From an academic perspective, some of the research questions with respect to the social media engagement, analytics, and management of an organization are:

  • To what extent and for what purposes do organizations engage in social media channels? And what, if any, are the associated social media engagement, analytics, and management practices and requirements at the organizational level?

  • How to design, analyse, evaluate, and optimize technical architecture and technological infrastructure for the collection, storage, and provision of social data resulting from the social media engagement of and conversations about public- and private-sector organizations?

  • What are the explanatory mechanisms for the social interactional patterns, dynamics, and communities detected by social graph analytics (Suthers et al. 2010)?

  • How to extract feature vectors from the integration of social data with house data by research and development of computational linguistics techniques and tools towards text analytics of social data?

  • What is the distribution of ecological, social, behavioural, cognitive, and affective information with respect to social media interaction of users, customers, and citizens?

  • How is information structured in a given social media interactional phenomenon of analytical interest?

  • How is information perceived, made sense of, and acted upon in social media settings (Vatrapu 2010)?

  • To what extent can social media engagement, analytics, and management methods and tools inform managerial decision-making in Danish organizations?

  • To what extent can accountability and brand reputation monitoring and management methods and tools create competitive advantages and operational efficiencies in Danish organizations?

  • How to create research-based educational training and certification programmes towards competence development of the Danish workforce to significantly address the capacity-building problem of Danish organizations with respect to the emerging organizational roles such as community manager, social media curator/strategist/architect/analyst/manager?

Socially Connected Organizations: Scientific Objectives

  • Systematically survey, document, and analyse the perception about and practices with social media channels in diverse organizational settings, public vs. private sector, and across diverse set of contexts, cultures, countries, languages, ­religions, and markets.

  • Design a technical architecture and develop a technology infrastructure that provides methods, tools, and solutions for social media engagement, analytics, and management by involving researchers from computer science, systems engineering, Internet science, organizational psychology, computational linguistics, cognitive sciences, human-computer interaction, and technology management.

  • Empirically investigate the operational issues and managerial challenges in the adoption, use, and impact of social media and social software in organizations and build empirically informed, verified, and validated theories, models, and frameworks for social media engagement, social media analytics, and social media management.

  • Identify and strengthen the knowledge base of emerging scientific fields such as visual analytics, predictive analytics, social media analytics, and social media management.
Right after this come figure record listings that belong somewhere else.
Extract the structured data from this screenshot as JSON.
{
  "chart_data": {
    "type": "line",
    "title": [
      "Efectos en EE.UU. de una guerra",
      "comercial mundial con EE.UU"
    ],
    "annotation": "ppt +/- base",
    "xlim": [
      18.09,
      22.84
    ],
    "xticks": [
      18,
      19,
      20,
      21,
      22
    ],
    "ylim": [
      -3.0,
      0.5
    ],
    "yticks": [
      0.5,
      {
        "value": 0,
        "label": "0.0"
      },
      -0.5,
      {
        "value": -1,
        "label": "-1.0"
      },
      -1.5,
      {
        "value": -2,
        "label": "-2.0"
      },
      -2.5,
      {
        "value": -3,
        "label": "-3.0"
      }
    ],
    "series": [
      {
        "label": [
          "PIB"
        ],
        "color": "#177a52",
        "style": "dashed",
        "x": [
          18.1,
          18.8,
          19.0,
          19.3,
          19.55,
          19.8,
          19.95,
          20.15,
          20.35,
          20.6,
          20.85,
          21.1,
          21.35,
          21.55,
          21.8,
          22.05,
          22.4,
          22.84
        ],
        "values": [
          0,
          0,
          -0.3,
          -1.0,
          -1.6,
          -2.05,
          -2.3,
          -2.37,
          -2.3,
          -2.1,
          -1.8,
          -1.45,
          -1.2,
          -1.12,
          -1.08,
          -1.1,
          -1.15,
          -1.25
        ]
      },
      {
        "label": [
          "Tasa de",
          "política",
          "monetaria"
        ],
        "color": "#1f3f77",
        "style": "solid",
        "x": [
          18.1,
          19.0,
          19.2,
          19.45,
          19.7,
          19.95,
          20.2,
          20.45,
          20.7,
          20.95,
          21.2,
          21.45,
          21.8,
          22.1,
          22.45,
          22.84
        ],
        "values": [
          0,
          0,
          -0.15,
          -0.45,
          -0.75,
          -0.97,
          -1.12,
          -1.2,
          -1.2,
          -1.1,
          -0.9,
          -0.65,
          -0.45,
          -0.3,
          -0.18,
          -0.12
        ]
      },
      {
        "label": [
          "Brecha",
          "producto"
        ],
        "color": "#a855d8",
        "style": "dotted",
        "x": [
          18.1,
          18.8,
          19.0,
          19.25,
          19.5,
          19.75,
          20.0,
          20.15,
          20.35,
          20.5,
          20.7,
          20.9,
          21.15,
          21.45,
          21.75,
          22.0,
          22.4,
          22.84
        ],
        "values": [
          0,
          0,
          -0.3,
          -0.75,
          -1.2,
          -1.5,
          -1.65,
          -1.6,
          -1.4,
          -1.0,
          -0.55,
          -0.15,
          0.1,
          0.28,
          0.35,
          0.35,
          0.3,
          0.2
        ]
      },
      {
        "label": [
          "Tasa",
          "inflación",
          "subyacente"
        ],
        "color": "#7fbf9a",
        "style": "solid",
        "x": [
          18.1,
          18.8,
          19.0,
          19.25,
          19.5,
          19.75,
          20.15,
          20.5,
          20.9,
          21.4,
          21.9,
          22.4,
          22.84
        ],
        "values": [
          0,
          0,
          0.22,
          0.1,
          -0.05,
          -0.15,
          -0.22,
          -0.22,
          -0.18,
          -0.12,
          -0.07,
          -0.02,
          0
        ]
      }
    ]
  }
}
Socially Connected Organizations: Organizational and Societal Objectives

  • Deploy a state-of-the-art technical infrastructure and technological solutions into Danish organizations to address technological problems, operational issues, and managerial challenges with respect to social media and social data.

  • Develop a framework to empirically investigate the correlation between social media information and key performance indicators for Danish organizations in public and private sectors.

  • Develop and evaluate a social media management framework that empowers practitioners to create empirically informed social media management strategies, policies, and practices.

  • Design, deliver, and evaluate research-based education programmes to jump-start the certification of and training for the first generation of social media curators, analysts, and managers in university and organizational settings.

  • Empower and promote the active engagement of citizens and customers in social media by ensuring that their voice is heard by public institutions and private enterprises.